Phones and socials are the same idea: a permissive regex plus a denylist. For socials, match linkedin.com/company/, twitter.com/, instagram.com/ etc. and strip share-intent URLs (/share?, /sharer).

Step 3: be polite or get blocked

  • Set a real User-Agent. Default fetch agents get filtered.
  • Respect a small concurrency cap per host (2-3) and add jitter.
  • Honor robots.txt for the paths you crawl.
  • Cache by host so you don't refetch the homepage for every email you want.

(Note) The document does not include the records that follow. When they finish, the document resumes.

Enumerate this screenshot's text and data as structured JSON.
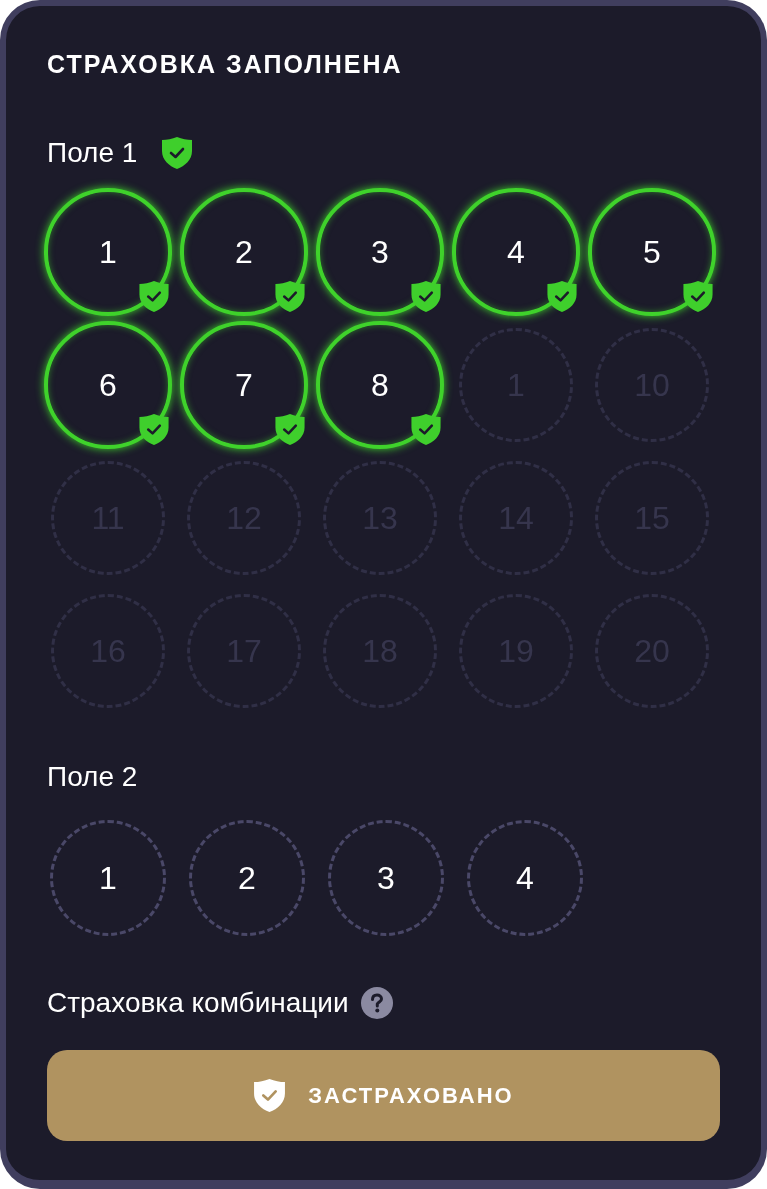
{
  "title": "СТРАХОВКА ЗАПОЛНЕНА",
  "fields": [
    {
      "label": "Поле 1",
      "insured": true,
      "numbers": [
        {
          "label": "1",
          "insured": true,
          "disabled": false
        },
        {
          "label": "2",
          "insured": true,
          "disabled": false
        },
        {
          "label": "3",
          "insured": true,
          "disabled": false
        },
        {
          "label": "4",
          "insured": true,
          "disabled": false
        },
        {
          "label": "5",
          "insured": true,
          "disabled": false
        },
        {
          "label": "6",
          "insured": true,
          "disabled": false
        },
        {
          "label": "7",
          "insured": true,
          "disabled": false
        },
        {
          "label": "8",
          "insured": true,
          "disabled": false
        },
        {
          "label": "1",
          "insured": false,
          "disabled": true
        },
        {
          "label": "10",
          "insured": false,
          "disabled": true
        },
        {
          "label": "11",
          "insured": false,
          "disabled": true
        },
        {
          "label": "12",
          "insured": false,
          "disabled": true
        },
        {
          "label": "13",
          "insured": false,
          "disabled": true
        },
        {
          "label": "14",
          "insured": false,
          "disabled": true
        },
        {
          "label": "15",
          "insured": false,
          "disabled": true
        },
        {
          "label": "16",
          "insured": false,
          "disabled": true
        },
        {
          "label": "17",
          "insured": false,
          "disabled": true
        },
        {
          "label": "18",
          "insured": false,
          "disabled": true
        },
        {
          "label": "19",
          "insured": false,
          "disabled": true
        },
        {
          "label": "20",
          "insured": false,
          "disabled": true
        }
      ]
    },
    {
      "label": "Поле 2",
      "insured": false,
      "numbers": [
        {
          "label": "1",
          "insured": false,
          "disabled": false
        },
        {
          "label": "2",
          "insured": false,
          "disabled": false
        },
        {
          "label": "3",
          "insured": false,
          "disabled": false
        },
        {
          "label": "4",
          "insured": false,
          "disabled": false
        }
      ]
    }
  ],
  "combination": {
    "label": "Страховка комбинации"
  },
  "insure_button": {
    "label": "ЗАСТРАХОВАНО"
  }
}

Most "the scraper stopped working" reports are really "the scraper got rate-limited because it fired 50 parallel requests with a python-requests UA."

Where the DIY version breaks down

The script above is great for tens of sites. Past that you hit the operational tail:

  • Concurrency + proxies so one IP doesn't get blocked across thousands of domains.
  • Retries with backoff for the 10-15% of sites that flake on first request.
  • JS-rendered contact widgets (some sites inject the email via JavaScript), which need a headless browser only sometimes — running one for every site is wasteful.
  • Tech-stack detection if you want to segment leads (e.g. "all Shopify stores in this list").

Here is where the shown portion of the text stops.